Critical Week: The boys of summer

It's been another eclectic week for London-based film critics. One of the more intriguing films we watched was the Sundance award winner Beach Rats, a remarkably thoughtful, personal exploration of identity featuring a star-making performance from Harris Dickinson. At the other end of the cinematic spectrum is The Emoji Movie, an uneven animated comedy adventure that has its moments but isn't good enough to be memorable. Mothers cut loose in Fun Mom Dinner, which has a strong cast (Kate Aselton, Toni Collette, Molly Shannon, Bridget Everett) and a nicely believable approach to outrageous antics, but is perhaps too similar to recent movies like Girls Trip.

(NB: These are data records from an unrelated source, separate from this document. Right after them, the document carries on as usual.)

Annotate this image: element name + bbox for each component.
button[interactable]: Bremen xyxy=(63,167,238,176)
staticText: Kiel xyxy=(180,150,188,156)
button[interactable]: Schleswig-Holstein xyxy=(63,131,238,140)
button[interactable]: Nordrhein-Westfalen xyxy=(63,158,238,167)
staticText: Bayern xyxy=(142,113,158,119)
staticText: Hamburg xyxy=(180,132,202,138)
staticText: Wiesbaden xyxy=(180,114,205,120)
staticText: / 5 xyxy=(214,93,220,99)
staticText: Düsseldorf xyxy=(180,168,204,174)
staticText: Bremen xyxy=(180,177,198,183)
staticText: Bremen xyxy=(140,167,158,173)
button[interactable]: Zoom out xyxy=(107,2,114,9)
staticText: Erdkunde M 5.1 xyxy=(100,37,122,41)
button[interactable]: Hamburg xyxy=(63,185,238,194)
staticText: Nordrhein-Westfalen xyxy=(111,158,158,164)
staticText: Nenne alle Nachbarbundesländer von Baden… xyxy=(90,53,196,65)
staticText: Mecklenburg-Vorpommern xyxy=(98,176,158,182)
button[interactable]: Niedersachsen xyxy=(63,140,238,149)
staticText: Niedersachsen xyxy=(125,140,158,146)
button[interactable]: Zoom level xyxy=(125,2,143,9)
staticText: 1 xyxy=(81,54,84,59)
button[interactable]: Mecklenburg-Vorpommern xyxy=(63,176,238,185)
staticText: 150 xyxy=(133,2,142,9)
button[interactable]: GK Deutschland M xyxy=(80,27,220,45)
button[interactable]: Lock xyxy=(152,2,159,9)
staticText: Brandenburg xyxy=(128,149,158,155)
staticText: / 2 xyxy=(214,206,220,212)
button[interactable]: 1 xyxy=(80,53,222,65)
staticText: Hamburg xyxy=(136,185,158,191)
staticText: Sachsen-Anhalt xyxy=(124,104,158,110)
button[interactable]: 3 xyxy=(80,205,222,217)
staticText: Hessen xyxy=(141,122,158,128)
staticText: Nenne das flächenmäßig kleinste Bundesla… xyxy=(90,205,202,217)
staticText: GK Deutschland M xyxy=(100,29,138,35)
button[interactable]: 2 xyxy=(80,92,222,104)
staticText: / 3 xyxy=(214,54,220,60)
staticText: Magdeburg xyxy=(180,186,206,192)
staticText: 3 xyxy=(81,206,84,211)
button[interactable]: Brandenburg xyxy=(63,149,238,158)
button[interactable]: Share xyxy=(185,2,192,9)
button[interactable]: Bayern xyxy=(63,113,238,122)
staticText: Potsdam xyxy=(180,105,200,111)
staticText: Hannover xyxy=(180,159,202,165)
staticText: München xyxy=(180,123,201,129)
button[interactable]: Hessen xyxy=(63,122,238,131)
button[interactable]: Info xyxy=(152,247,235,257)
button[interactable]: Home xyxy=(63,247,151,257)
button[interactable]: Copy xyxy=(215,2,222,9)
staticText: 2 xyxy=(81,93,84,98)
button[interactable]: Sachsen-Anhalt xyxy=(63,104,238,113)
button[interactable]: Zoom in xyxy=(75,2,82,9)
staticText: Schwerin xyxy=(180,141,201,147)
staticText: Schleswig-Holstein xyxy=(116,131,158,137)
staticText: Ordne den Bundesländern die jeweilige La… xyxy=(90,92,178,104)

Further afield, the effectively creepy Irish thriller Pilgrimage is given some oomph with the casting of Tom Holland, Jon Bernthal and Richard Armitage in its grisly 13th century tale of religious fervour. From Hungary, On Body and Soul is the involving, offbeat Berlin-winning romantic drama about a one-armed businessman and an obsessive-compulsive quality-control scientist. InSyriated explores a claustrophobic situation in Damascus in the style of a real-life horror movie we can't help but resonate with. Kept Boy is a rather awkward black comedy about a strained gay relationship. And I watched two documentaries to discuss on a TV chat show: Get Me Roger Stone is a chilling profile of the man who essentially created every Republican president from Nixon onwards (it's reviewed on the site), and then there's this one...

Warriors From the North
dir Nasib Farah, Soeren Steen Jespersen; with The Shadow, Abukar Nuur, Nasib Farah, Abdi Aziz, Mohamed Ali Omar, Sheikh Sharif Ahmed 
15/Den ****
This haunting, rather grim hour-long documentary skilfully avoids sensationalism as it explores the incendiary issue of young immigrants in Europe who are caught up in radicalisation. It's framed as the story of a young man who travelled to Somalia from Copenhagen, leaving his friend and father (Nuur) looking for him, which makes the film startlingly personal. The friend calls himself "The Shadow", and vividly describes how it feels to be an aimless youth drawn into the brotherhood of al-Shabab. His narration provides an angle we rarely hear behind the shouty, fear-based headlines. The filmmakers include horrific footage of bombings, as well as training films and suicide videos, plus another telling account from a British man (Omar) who went to Somalia but left al-Shabab when he saw that they were more interested in killing civilians than soldiers. The film is beautifully shot and edited, and taps vividly into the vulnerabilities of young migrants who are marginalised in society and singled out by police, making them easily manipulated into believing that their religion condones murder, which it doesn't.

Coming up this week, we have Charlize Theron in Atomic Blonde, Jamie Bell in 6 Days, the hockey-antics sequel Goon: Last of the Enforcers, the Tel Aviv drama In Between and the musical odyssey London Symphony.